Fucked Up- Dose your dreams

Merge / Cargo
VÖ: 05.10.2018

Unsere Bewertung: 8/10

Eure Ø-Bewertung: 6/10

Nicht von dieser Welt

August 2011, Wiesbaden

Damian Abraham, laut Spiegel Online der "Pavarotti in Unterhose", fegt wie vom Blitz getroffen durch die alte Räucherkammer des Schlachthofs. Springt samt Mikro ins Publikum, setzt sich während eines Stücks in Boxershorts mitten auf die Bar und trinkt dem just nebenan positionierten Rezensenten das gerade gekaufte Bier weg. Fucked Up bringen ihre seitens der Kritik hochgelobte Hardcore-Punk-Oper "David comes to life" auf die Bühnen, die Blicke des Publikums sind nur auf den exzentrischen Frontmann gerichtet, den Shouter mit behaarter Brust und wogender Wampe. Fucked Up ist Abraham. Abraham, so scheint es, ist Fucked Up.

Frühjahr 2018, Toronto

"Dose your dreams", das fünfte Fucked-Up-Album, steht kurz vor der Finalisierung. Es ist ein Doppelalbum. Doch ein Protagonist kennt weder die Songs in der finalen Fassung, noch sind ihm die finale Tracklist, die Lyrics und das Konzept der Platte schlüssig: Damian Abraham. Nicht der Frontmann, sondern Mike Haliechuck, Gitarrist und Visionär der Kanadier, zog die Fäden für das neue Mammut-Werk: "Dose your dreams" ist Haliechuks Projekt. Haliechucks Ideen sind Fucked Up.
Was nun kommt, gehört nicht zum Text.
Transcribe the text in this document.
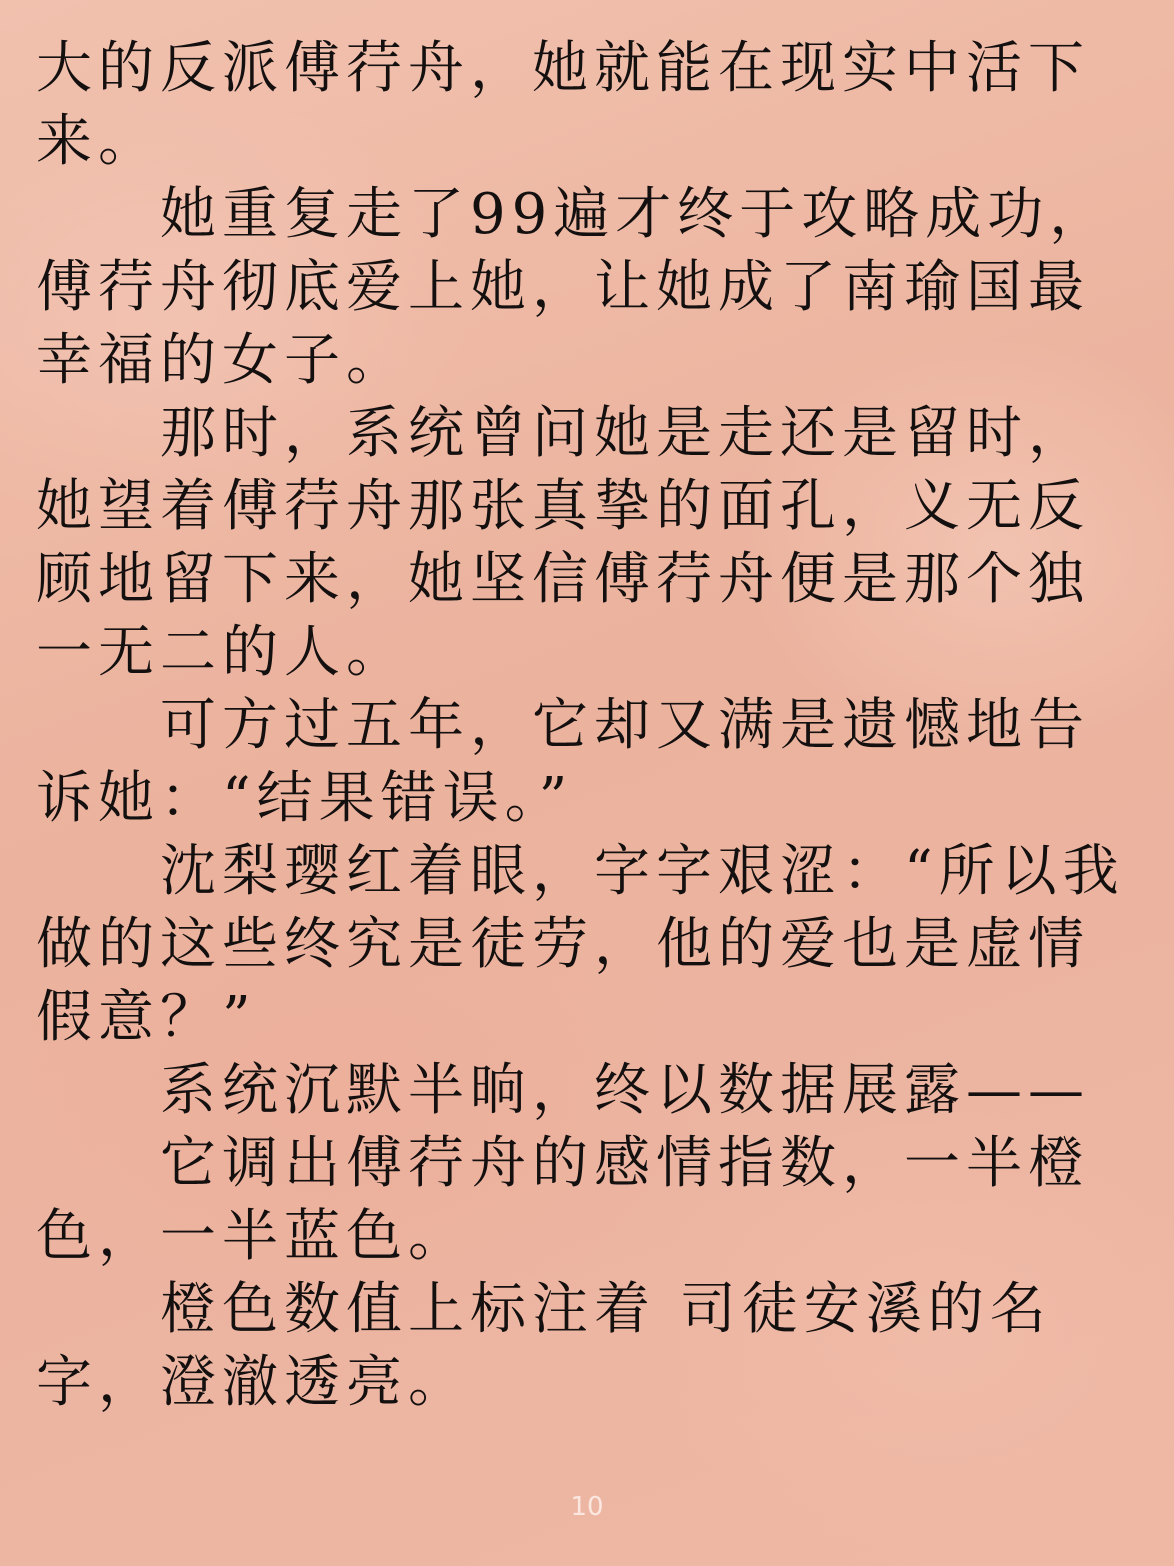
大的反派傅荇舟，她就能在现实中活下来。

她重复走了99遍才终于攻略成功，傅荇舟彻底爱上她，让她成了南瑜国最幸福的女子。

那时，系统曾问她是走还是留时，她望着傅荇舟那张真挚的面孔，义无反顾地留下来，她坚信傅荇舟便是那个独一无二的人。

可方过五年，它却又满是遗憾地告诉她：“结果错误。”

沈梨璎红着眼，字字艰涩：“所以我做的这些终究是徒劳，他的爱也是虚情假意？”

系统沉默半晌，终以数据展露——

它调出傅荇舟的感情指数，一半橙色，一半蓝色。

橙色数值上标注着 司徒安溪的名字，澄澈透亮。

10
Nordengland in den frühen 1980ern

David Eliade, Hauptfigur der 2011er-Saga, schuftet in einer Glühbirnenfabrik, bevor er mit der Aktivistin Veronica Boisson durchbrennt. Gemeinsam zerbomben sie die verhasste Arbeitsstätte und David muss mit ansehen, wie seine Geliebte dabei stirbt. Er macht sich Vorwürfe, doch später wird klar, dass er keine Schuld trägt und sich David vielmehr gegen eine höhere Metaebene wenden muss: gegen den Erzähler Octavio, mit dem er sich einen Kampf um die Deutungshoheit der Geschichte liefert. "Dose your dreams" lässt den Protagonisten in einen ähnlichen Plot eintauchen, erneut aus dem Alltag ausbrechen – diesmal ist es ein langweiliger Bürojob. Im halluzinatorischen Zustand begegnet David der Revoluzzerin Joyce Tops, die ihm sein Dasein vor den Fassaden der unmenschlichen, strikt kapitalistisch orientierten Weltordnung bewusst macht. Auf David wartet ein spirituelles Auf und Ab mit erschreckend realem Bezug – "Dose your dreams" dokumentiert die spirituelle Suche nach seiner wahren Existenz.
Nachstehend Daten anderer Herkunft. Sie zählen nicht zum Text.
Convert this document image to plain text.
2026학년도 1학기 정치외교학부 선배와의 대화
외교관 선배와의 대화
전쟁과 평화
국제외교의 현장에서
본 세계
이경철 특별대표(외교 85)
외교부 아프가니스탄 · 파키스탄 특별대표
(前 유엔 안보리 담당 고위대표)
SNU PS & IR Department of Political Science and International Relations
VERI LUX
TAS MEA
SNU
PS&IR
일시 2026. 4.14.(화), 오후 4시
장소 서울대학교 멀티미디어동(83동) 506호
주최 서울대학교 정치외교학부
September 2018, irgendwo im Land

Dem Rezensenten ist mächtig schwindelig. Weniger aufgrund von alkoholischen Getränken, vielmehr nach 15 oder mehr Bonus-Runden der musikalischen Achterbahnfahrt namens "Dose your dreams", und verzweifelten Ansätzen, fast 83 Minuten Musik zu Bewertungszwecken in eine Zahlenskala zu pressen. Zunächst ist es vielleicht hilfreich, sich von Erwartungen freizumachen, die Fucked Up mit dem relativ straighten und kompakten Vorgänger "Glass boys" gesät hatten. Dieser ging zu großen Teilen auf Abrahams Konto. Doch Haliechuck wollte mehr. Eine Rock-Oper ohne Kompromisse, die das Talent der Truppe ausschöpft und mehr wagt als "David comes to life": Was im Hardcore-Korsett eigentlich gar nicht geht, ist in Fucked Ups neuem Punk-Universum gerade abwegig genug.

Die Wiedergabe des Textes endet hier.